II. Der Bekl. haftet für den entstandenen
Schaden voll. Weder eine unmittelbare noch eine entsprechende Anwendung
des § 254 BGB führen zu einer Haftungserleichterung. Gemäß
§ 254 1 BGB sind die Verpflichtung zum Schadensersatz sowie der Umfang
des Ersatzes insbesondere davon abhängig, inwieweit der Schaden vorwiegend
vom Schädiger oder vom Geschädigten verursacht worden ist. Die
Frage des mitwirkenden Verschuldens muß von Amts wegen auch noch
in der Revisionsinstanz geprüft werden (BAG, NJW 1998, 2923 = NZA
1998, 1051 =AP Nr. 8 zu § 254 BGB [zull 1]).
1. Der Arbeitgeberin fällt kein Mitverschulden
zur Last. Weder die Installation des Mobilfunktelefons noch der Anruf des
Kollegen des Bekl. haben den Unfall im Sinne der Adäquanz mitverursacht.
Ursächlich war vielmehr der allein vom Bekl. zu vertretende Umstand,
daß er zur Seite und nicht nach vorn blickte.
2. Ein Organisationsverschulden der Arbeitgeberin,
das grundsätzlich auch in einer fehlenden Anweisung zum Um- -gang
mit eingehenden Telefonanrufen liegen könnte, hat jedenfalls nicht
zu einem der Arbeitgeberin zuzurechnenden Schadensverlauf geführt.
Die Arbeitgeberin bzw. der Arbeitskollege des Bekl. mußten nicht
damit rechnen, daß der Bekl. beim Heranfahren an eine durch Lichtzeichenanlage
geregelte Kreuzung den Verkehr nicht beobachtet, sondern in die auf dem
Beifahrersitz liegenden Unterlagen schaut.
3. Die Haftung ist nicht nach den Grundsätzen
der eingeschränkten Haftung der Arbeitnehmer gemindert.
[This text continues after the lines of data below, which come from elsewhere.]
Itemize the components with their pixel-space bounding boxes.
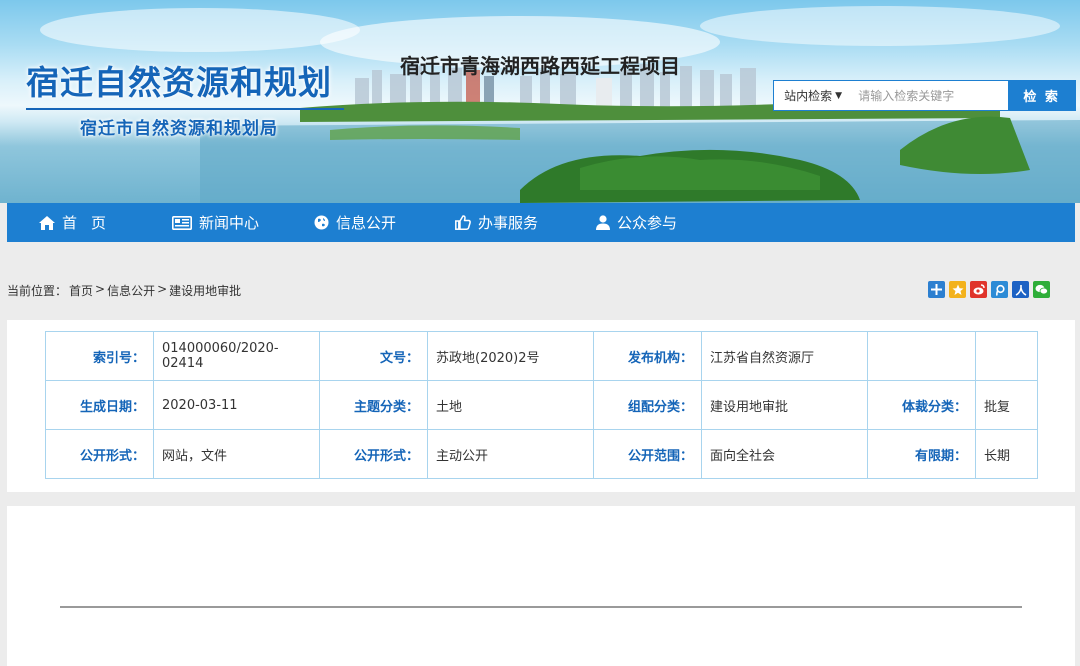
qzone-icon[interactable] (949, 281, 966, 298)
creation-date-label: 生成日期： (45, 380, 154, 430)
search-button[interactable]: 检 索 (1008, 81, 1075, 110)
tencent-weibo-icon[interactable] (991, 281, 1008, 298)
breadcrumb: 当前位置： 首页 > 信息公开 > 建设用地审批 (7, 282, 241, 299)
assembly-category-label: 组配分类： (593, 380, 702, 430)
nav-item-news[interactable]: 新闻中心 (172, 203, 314, 242)
empty-label-cell (867, 331, 976, 381)
weibo-icon[interactable] (970, 281, 987, 298)
nav-item-info-disclosure[interactable]: 信息公开 (314, 203, 455, 242)
nav-label: 新闻中心 (199, 214, 260, 232)
document-metadata-table: 索引号： 014000060/2020-02414 文号： 苏政地(2020)2… (45, 331, 1038, 479)
disclosure-mode-value: 主动公开 (427, 429, 594, 479)
disclosure-mode-label: 公开形式： (319, 429, 428, 479)
assembly-category-value: 建设用地审批 (701, 380, 868, 430)
publisher-value: 江苏省自然资源厅 (701, 331, 868, 381)
article-title-divider (60, 606, 1022, 608)
index-number-value: 014000060/2020-02414 (153, 331, 320, 381)
nav-item-public-participation[interactable]: 公众参与 (596, 203, 736, 242)
site-subtitle: 宿迁市自然资源和规划局 (80, 119, 278, 139)
article-panel (7, 506, 1075, 666)
globe-icon (314, 215, 329, 230)
empty-value-cell (975, 331, 1038, 381)
renren-icon[interactable] (1012, 281, 1029, 298)
search-scope-select[interactable]: 站内检索 ▼ (774, 81, 852, 110)
document-number-value: 苏政地(2020)2号 (427, 331, 594, 381)
breadcrumb-home[interactable]: 首页 (69, 282, 93, 299)
topic-category-label: 主题分类： (319, 380, 428, 430)
breadcrumb-info-disclosure[interactable]: 信息公开 (107, 282, 155, 299)
creation-date-value: 2020-03-11 (153, 380, 320, 430)
wechat-icon[interactable] (1033, 281, 1050, 298)
caret-down-icon: ▼ (835, 90, 843, 101)
share-add-icon[interactable] (928, 281, 945, 298)
topic-category-value: 土地 (427, 380, 594, 430)
nav-item-home[interactable]: 首页 (39, 203, 172, 242)
title-divider (26, 108, 344, 110)
breadcrumb-construction-land[interactable]: 建设用地审批 (169, 282, 241, 299)
validity-period-value: 长期 (975, 429, 1038, 479)
index-number-label: 索引号： (45, 331, 154, 381)
validity-period-label: 有限期： (867, 429, 976, 479)
user-icon (596, 215, 610, 230)
table-row: 公开形式： 网站，文件 公开形式： 主动公开 公开范围： 面向全社会 有限期： … (45, 429, 1038, 479)
main-nav: 首页 新闻中心 信息公开 办事服务 公众参与 (7, 203, 1075, 242)
breadcrumb-separator: > (157, 282, 168, 296)
disclosure-form-value: 网站，文件 (153, 429, 320, 479)
breadcrumb-separator: > (95, 282, 106, 296)
genre-category-value: 批复 (975, 380, 1038, 430)
nav-label: 信息公开 (336, 214, 397, 232)
search-input[interactable] (852, 81, 1009, 110)
newspaper-icon (172, 215, 192, 230)
search-scope-label: 站内检索 (784, 89, 833, 103)
breadcrumb-prefix: 当前位置： (7, 284, 68, 298)
home-icon (39, 215, 55, 230)
share-toolbar (928, 281, 1050, 298)
article-title: 宿迁市青海湖西路西延工程项目 (400, 54, 680, 78)
nav-item-services[interactable]: 办事服务 (455, 203, 596, 242)
document-number-label: 文号： (319, 331, 428, 381)
nav-label: 办事服务 (478, 214, 539, 232)
nav-label: 公众参与 (617, 214, 678, 232)
search-bar: 站内检索 ▼ 检 索 (773, 80, 1076, 111)
disclosure-scope-label: 公开范围： (593, 429, 702, 479)
disclosure-scope-value: 面向全社会 (701, 429, 868, 479)
genre-category-label: 体裁分类： (867, 380, 976, 430)
table-row: 索引号： 014000060/2020-02414 文号： 苏政地(2020)2… (45, 331, 1038, 381)
publisher-label: 发布机构： (593, 331, 702, 381)
header-banner: 宿迁自然资源和规划 宿迁市自然资源和规划局 站内检索 ▼ 检 索 (0, 0, 1080, 203)
table-row: 生成日期： 2020-03-11 主题分类： 土地 组配分类： 建设用地审批 体… (45, 380, 1038, 430)
thumbs-up-icon (455, 215, 471, 230)
disclosure-form-label: 公开形式： (45, 429, 154, 479)
nav-label: 首页 (62, 214, 121, 232)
a) Nach der Entscheidung des Großen Senats
des BAG vom 27.9.1994 (BAGE 78, 56 = NJW 1995, 210 = NZA 1994, 1083 = AP
Nr. 103 zu § 611 BGB Haftung des Arbeitnehmers) finden die Grundsätze
über die Beschränkung der Arbeitnehmerhaftung auf alle Arbeiten
Anwendung, die durch den Betrieb veranlaßt sind und aufgrund eines
Arbeitsverhältnisses geleistet werden. Nach der ständigen Rechtsprechung
des Senats hat der Arbeitnehmer einen grob fahrlässig verursachen
Schaden des Arbeitgebers in aller Regel voll zu tragen (BAG, NJW 1998,
1810 = NZA 1998, 310 = AP Nr. 111 zu § 611 BGB Haftung des Arbeitnehmers
[zu 1 4 c]). Doch sind Haftungserleichterungen auch bei grober Fahrlässigkeit
, nicht ausgeschlossen, wenn der Verdienst des Arbeitnehmers in einem deutlichen
Mißverhältnis zum verwirklichten Schadensrisiko der Tätigkeit
steht (vgl. BAGE 63, 127 = NJW 1990, 408 = NZA 1990,97 = AP Nr. 97 zu §
611 BGB Haftung des Arbeitnehmers).
b) Ein solches Mißverhältnis zwischen
Schaden und Verdienst des Bekl. besteht hier nicht. Der zu ersetzende Schaden
liegt nicht erheblich über einem Bruttomonatseinkommen des Bekl. und
damit deutlich unterhalb der Haftungsobergrenze von drei Bruttoeinkommen,
die in der Rechtsformdiskussion zur Begrenzung der Arbeitnehmerhaftung
als Höchstbetrag vorgeschlagen wird (vgl. dazu Pfeifer, Haftung des
Arbeitnehmers, AR-Blattei SD 870 Rdnrn. 24ff., 124ff.).
III. Der vom Bekl. zu ersetzende Schaden entspricht
der Höhe nach dem geltend gemachten Betrag. Der Bekl. hat seine Einwendung
zur Schadenshöhe in der Berufungsinstanz nicht weiterverfolgt. Die
Feststellungen des ArbG zu etwaigen Vorschäden hat er weder in der
Berufungsbegründung noch im weiteren Verfahren angegriffen.